GOTTES WORT UND MENSCHENWORT – ein Buchhinweis von Christoph Kühne, Hamburg

„Gottes Wort und Menschenwort. Lesen – Hören – Weiter sagen“ (AV Akademiker Verlag, Saarbrücken 2012, ISBN 978-3-8416-0315-9,382 Seiten, s. Cover unter “Buchempfehlung”), der Titel macht neugierig auf die Compliance von Gottes und Menschenwort. Wie vertragen sich beide? Der Untertitel  zeigt  eine Richtung  an. Ohne den menschlichen Transport bleibt das Wort  Gottes  auf  der  Strecke?  Hat  es  keine  eigene  Mächtigkeit? Wie  können  unsere menschlichen Wörter  dem Wort Gottes dienen?  Durch  Lesen  und  (Zu-)  Hören!  Das  steht schon  in  der Bibel: Römer 10,  17! Und  genau  dieses  intensive Lesen  / Hören  der  biblischen Texte  praktiziert der Autor Heinz  Janssen (Herausgeber und  Schriftleiter des Heidelberger Predigt-Forums).  Es  sind  Textauslegungen,  Bibelstudien, Meditationen  des einen Wortes Gottes (entstanden am Schreibtisch oder auch  in der S-Bahn) für alle, „die beruflich und ehrenamtlich im Dienst der kirchlichen Verkündigung tätig sind, und all  (die),  die  ihre  Erwartung  an  die Bibel  haben“  (aus  dem Vorwort). Aber  sie  sollen  ihre eigenen Wörter finden können für sich und ihre Zuhörer.cAuch der besseren Lesbarkeit halber verlegt der Autor exegetisch- kommentatorische  und  parochiale  Feinheiten,  interessante „Fachdiskurse“ (auch  z. B. zu  Hirnforschung oder Mobbing), Befragungen  auf  der  Straße, Zitate  und  manche  literarische  Perlen (!) in  die  Fußnoten. (Sehr  interessant  auch  die Erfahrungen, die Heinz Janssen aus seiner Arbeit in der Grundschule weitergibt.) Außerdem habe ich selten so viele  Bezüge auf Martin  Luther gelesen  wie  in  diesem  Buch!  Janssen buchstabiert das Wort Gottes in beiden Testamenten, vom  1. Buch Mose bis hin  zur Offenbarung auf gut 330 Seiten. Wie macht der Autor das?

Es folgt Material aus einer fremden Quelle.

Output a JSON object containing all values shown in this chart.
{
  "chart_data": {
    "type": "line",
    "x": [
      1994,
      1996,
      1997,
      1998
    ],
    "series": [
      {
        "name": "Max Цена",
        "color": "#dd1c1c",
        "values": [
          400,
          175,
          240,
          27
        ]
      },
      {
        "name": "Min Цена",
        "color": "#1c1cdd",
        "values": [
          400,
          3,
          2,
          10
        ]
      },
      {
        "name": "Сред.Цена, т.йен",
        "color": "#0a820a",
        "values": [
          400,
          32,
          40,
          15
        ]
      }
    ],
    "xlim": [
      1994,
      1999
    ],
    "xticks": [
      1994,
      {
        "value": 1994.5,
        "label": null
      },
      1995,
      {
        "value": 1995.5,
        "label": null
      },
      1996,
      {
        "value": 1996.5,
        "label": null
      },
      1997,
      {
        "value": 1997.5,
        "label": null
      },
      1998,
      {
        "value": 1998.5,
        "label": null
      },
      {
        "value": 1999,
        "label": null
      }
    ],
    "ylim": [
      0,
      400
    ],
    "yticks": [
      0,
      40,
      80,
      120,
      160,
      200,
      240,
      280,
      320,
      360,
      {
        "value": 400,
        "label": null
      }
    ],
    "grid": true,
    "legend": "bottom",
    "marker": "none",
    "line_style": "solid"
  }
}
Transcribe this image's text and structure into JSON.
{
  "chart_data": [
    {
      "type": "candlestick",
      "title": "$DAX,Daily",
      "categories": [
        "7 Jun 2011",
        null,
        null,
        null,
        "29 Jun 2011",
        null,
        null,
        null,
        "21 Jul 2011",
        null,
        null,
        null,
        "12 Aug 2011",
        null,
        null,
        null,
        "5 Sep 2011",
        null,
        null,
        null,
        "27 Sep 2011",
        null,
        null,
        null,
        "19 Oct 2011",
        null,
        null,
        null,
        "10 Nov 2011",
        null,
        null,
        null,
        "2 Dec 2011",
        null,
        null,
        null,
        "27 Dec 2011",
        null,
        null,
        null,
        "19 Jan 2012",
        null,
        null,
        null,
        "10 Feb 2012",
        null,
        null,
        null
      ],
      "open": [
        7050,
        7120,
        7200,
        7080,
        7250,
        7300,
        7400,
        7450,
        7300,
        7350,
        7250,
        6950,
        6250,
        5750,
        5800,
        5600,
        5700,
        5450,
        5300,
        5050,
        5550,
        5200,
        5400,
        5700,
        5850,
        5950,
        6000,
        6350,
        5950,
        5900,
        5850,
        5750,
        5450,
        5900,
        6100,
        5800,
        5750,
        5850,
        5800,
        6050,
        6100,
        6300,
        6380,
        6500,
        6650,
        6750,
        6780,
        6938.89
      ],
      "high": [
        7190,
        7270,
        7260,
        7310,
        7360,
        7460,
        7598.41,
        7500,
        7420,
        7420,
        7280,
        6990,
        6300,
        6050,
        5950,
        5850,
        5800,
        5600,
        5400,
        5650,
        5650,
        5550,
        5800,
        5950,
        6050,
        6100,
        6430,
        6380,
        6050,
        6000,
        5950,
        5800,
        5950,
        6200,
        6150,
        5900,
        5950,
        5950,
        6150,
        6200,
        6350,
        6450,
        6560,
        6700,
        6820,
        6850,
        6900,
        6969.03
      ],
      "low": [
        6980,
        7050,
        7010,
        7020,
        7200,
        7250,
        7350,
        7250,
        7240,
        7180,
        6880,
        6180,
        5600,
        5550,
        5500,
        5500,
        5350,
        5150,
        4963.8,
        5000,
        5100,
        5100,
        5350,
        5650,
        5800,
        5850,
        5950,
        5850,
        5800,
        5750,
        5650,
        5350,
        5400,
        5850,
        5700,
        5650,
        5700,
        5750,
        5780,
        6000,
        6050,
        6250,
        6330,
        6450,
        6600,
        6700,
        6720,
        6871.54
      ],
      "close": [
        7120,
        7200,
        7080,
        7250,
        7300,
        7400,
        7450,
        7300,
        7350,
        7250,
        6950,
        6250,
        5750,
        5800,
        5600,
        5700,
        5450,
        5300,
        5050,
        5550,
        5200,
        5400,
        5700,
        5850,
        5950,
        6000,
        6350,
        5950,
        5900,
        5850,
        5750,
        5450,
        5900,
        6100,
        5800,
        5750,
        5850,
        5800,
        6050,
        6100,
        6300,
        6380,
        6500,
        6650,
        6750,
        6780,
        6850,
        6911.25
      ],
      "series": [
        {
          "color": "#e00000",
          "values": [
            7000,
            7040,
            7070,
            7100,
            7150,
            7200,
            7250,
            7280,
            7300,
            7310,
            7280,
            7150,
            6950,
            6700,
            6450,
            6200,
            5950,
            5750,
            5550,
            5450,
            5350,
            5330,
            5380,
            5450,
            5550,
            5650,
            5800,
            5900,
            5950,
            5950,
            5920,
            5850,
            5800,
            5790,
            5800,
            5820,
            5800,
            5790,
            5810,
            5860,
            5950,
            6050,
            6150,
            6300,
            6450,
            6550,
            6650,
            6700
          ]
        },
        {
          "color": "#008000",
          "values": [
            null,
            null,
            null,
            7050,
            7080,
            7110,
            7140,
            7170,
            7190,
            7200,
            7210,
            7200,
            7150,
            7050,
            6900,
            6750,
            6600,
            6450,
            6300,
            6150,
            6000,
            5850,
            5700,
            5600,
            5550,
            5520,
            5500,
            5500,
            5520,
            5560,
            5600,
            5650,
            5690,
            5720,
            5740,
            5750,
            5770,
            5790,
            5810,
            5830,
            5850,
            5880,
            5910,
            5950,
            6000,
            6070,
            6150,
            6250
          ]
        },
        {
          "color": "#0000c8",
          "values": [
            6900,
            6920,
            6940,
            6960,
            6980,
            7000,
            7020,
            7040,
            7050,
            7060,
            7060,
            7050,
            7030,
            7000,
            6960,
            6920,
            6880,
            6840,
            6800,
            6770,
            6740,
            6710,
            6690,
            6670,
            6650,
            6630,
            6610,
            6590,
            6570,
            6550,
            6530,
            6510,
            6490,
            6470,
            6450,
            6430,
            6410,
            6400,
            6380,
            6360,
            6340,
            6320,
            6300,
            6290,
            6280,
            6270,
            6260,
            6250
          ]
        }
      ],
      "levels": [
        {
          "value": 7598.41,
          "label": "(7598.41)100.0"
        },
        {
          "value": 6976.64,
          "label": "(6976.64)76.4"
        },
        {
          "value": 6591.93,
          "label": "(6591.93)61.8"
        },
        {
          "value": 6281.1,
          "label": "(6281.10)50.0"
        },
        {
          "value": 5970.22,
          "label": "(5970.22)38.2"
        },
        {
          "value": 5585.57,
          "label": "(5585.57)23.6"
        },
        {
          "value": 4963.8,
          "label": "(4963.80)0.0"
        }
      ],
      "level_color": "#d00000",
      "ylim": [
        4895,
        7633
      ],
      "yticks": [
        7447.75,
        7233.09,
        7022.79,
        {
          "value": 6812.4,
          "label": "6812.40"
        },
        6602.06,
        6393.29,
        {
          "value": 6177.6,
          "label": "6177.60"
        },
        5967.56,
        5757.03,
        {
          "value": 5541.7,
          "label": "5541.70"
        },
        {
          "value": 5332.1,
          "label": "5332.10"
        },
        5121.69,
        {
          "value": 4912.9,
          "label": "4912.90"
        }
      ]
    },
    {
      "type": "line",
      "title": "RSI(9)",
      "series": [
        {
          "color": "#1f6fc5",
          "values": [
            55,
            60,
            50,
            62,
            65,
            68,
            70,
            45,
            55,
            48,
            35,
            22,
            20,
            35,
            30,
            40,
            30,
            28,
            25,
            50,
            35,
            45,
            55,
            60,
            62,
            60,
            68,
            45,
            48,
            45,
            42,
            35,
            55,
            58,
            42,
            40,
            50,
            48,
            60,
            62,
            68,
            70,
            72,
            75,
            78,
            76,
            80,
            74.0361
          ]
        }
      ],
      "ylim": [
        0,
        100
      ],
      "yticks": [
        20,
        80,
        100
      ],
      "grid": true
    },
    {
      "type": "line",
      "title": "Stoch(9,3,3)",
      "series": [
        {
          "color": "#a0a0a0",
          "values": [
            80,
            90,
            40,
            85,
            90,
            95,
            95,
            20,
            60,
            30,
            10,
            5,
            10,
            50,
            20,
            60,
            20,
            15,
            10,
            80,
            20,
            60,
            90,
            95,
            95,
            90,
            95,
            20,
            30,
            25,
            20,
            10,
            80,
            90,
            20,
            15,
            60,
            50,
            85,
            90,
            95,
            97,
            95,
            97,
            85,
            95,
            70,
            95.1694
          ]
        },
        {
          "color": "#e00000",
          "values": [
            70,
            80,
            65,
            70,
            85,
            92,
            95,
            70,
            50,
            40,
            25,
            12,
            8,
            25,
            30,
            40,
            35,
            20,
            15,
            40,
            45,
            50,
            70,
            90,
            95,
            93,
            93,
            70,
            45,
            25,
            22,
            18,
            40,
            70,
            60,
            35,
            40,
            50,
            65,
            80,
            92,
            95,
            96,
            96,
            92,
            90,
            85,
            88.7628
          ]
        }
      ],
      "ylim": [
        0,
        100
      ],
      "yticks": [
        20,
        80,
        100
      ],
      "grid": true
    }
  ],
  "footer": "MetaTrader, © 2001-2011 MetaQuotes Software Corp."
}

Heinz Janssen spürt den biblischen Geschichten nach. Dabei gibt er sich ganz als Theologe und nicht – wie sonst oft zu finden – als Hobbypsychologe! Er versucht den hebräischen und griechischen Wörtern der Heiligen Schrift auf die Spur zu kommen, bietet eigene Übersetzungen, nimmt auch gelegentlich Angebote von  jüdischen Exegeten an und versucht, eine Brücke über den „garstigen  Graben“ des Urtextes zu dem heutigen Leser zu schlagen. Schon in der ersten Betrachtung von Gen 1, 2ff spürt man die kreativ – musikalische Begabung des Autors. Und dies nicht nur im Zitieren von  kirchlichem Liedgut und Psalmversen, sondern auch in der Besprechung eines Oratoriums (Auslegung  von Gen  25,19-36,43).  Janssen  entdeckt  in  den biblischen Erzählungen wie  in dem musikalischen Opus eines vielstimmigen Chors Motive, die sich mit einander verschlingen, Kontrapunkte und tragende Grundtöne, die durchklingen. Und gelegentlich  findet man  auch  eigene poetische Verdichtungen des Autors  (z. B. S. 280, 294)!  Das „Achtergewicht“ der Auslegungen bildet Jesus, der das Gesagte  bestätigt, vervollständigt, abrundet. Er ist Teil auch der alttestamentlichen Zeugen und Katalysator ihrer Wahrheit. Und in den neutestamentlichen Betrachtungen werden die Väter und Propheten als Zeugen auf Jesus gedeutet. Darum schließen auch fast alle Texte mit einem Jesuswort.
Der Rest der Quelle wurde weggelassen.